Although Jokowi has repeatedly assured overseas business and political leaders that Indonesia welcomes foreign investment, his economic policies tend to lean toward protectionism, from laws governing mining and technology, a rise of import duties on a range of consumer goods to more restrictions on hiring foreign professionals.
“It is possible that Jokowi wants to clear this mixed signal during his U.S. visit at the end of this month,” Metta tells TIME, “including the possibility for Indonesia to join Trans-Pacific Partnership that is spearheaded by the U.S., a longtime business and trade partner of Indonesia.”
4. Foreign policy
Jokowi’s presidential candidacy may have won support from international celebrities such as Sting, Guns N’ Roses guitarist Ron “Bumblefoot” Thal and Jason Mraz, but in his foreign policy the President tends to look inward rather than outward. “Jokowi’s foreign policy is driven primarily by domestic concerns and less by international status, as it was under [Yudhoyono],” Sambhi says.
The South China Sea issue is likely to be a subject of discussion with Obama.
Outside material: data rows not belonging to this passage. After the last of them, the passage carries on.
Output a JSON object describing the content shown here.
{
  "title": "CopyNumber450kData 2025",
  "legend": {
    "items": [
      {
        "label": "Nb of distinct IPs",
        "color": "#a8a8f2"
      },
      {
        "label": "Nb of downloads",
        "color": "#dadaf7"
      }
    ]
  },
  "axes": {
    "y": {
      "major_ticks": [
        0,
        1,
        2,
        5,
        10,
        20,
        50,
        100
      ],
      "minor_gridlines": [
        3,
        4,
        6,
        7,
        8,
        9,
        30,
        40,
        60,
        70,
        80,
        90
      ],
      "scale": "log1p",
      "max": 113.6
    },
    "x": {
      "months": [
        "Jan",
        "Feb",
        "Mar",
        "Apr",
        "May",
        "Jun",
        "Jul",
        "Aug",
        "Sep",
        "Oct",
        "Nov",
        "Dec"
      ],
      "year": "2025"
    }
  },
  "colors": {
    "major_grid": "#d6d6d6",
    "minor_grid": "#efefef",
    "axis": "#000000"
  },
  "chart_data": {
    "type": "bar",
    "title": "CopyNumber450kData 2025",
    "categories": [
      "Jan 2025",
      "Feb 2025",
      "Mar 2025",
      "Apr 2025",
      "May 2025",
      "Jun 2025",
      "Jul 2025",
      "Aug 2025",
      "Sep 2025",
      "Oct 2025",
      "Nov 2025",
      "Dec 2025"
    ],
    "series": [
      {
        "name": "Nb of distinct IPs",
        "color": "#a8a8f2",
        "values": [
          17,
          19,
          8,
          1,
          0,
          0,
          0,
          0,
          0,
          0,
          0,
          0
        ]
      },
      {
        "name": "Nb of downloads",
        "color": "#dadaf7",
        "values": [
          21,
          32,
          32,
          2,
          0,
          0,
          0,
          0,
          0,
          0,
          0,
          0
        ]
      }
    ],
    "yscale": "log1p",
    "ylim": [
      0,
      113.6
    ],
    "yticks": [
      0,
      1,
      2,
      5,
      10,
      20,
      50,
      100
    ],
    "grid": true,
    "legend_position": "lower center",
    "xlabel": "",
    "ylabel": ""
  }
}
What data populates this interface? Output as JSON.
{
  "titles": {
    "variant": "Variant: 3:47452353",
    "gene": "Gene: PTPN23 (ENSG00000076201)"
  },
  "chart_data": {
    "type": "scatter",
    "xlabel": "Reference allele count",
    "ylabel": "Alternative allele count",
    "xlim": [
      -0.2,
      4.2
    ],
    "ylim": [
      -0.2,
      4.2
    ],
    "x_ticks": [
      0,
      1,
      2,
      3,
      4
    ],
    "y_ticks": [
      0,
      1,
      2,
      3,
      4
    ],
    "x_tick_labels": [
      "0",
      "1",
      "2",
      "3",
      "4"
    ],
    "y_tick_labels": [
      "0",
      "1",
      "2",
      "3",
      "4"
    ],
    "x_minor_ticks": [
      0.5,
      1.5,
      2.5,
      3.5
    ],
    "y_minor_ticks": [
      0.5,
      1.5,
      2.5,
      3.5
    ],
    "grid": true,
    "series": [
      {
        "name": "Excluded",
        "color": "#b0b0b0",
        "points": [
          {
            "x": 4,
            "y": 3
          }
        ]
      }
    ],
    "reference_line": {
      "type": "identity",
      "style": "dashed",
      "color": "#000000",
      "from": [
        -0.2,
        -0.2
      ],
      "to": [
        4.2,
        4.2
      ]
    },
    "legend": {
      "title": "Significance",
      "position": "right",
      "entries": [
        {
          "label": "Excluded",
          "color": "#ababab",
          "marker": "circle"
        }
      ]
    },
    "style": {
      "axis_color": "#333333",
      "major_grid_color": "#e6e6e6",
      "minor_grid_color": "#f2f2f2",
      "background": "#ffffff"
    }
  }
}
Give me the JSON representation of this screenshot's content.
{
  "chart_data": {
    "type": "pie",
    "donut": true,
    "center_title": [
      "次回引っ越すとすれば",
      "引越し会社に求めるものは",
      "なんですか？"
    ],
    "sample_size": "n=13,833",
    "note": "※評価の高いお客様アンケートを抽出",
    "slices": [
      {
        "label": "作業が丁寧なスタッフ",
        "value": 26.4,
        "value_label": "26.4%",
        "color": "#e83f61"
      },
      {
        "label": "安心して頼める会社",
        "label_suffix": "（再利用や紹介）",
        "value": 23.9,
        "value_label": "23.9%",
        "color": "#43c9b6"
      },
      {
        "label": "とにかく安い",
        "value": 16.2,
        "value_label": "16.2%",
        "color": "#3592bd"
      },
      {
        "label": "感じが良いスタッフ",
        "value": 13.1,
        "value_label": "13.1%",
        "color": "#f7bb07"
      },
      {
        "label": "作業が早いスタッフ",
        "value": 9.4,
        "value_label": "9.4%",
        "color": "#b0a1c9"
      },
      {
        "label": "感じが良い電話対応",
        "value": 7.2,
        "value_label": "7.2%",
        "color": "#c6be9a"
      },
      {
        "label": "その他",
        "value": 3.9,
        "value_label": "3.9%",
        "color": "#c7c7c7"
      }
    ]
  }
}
Indonesia, which is not a claimant in the territorial dispute, is reluctant to take a leadership role to mediate the conflict between China and smaller ASEAN countries like Vietnam and the Philippines. While Jakarta is wary of Beijing’s encroachment in the Indonesia-administered Natuna area off Borneo, it also wishes closer investment ties with China. (China won the high-speed rail project between Jakarta and Bandung, following a murky bidding process, which angered Japan.)
The complicated relationship with Beijing constrains Jakarta from taking a strong position on the South China Sea, says Sambhi. “And you can see that in its lack of engagement with ASEAN. It prefers to deal with China on a bilateral basis and let other ASEAN states do the same.”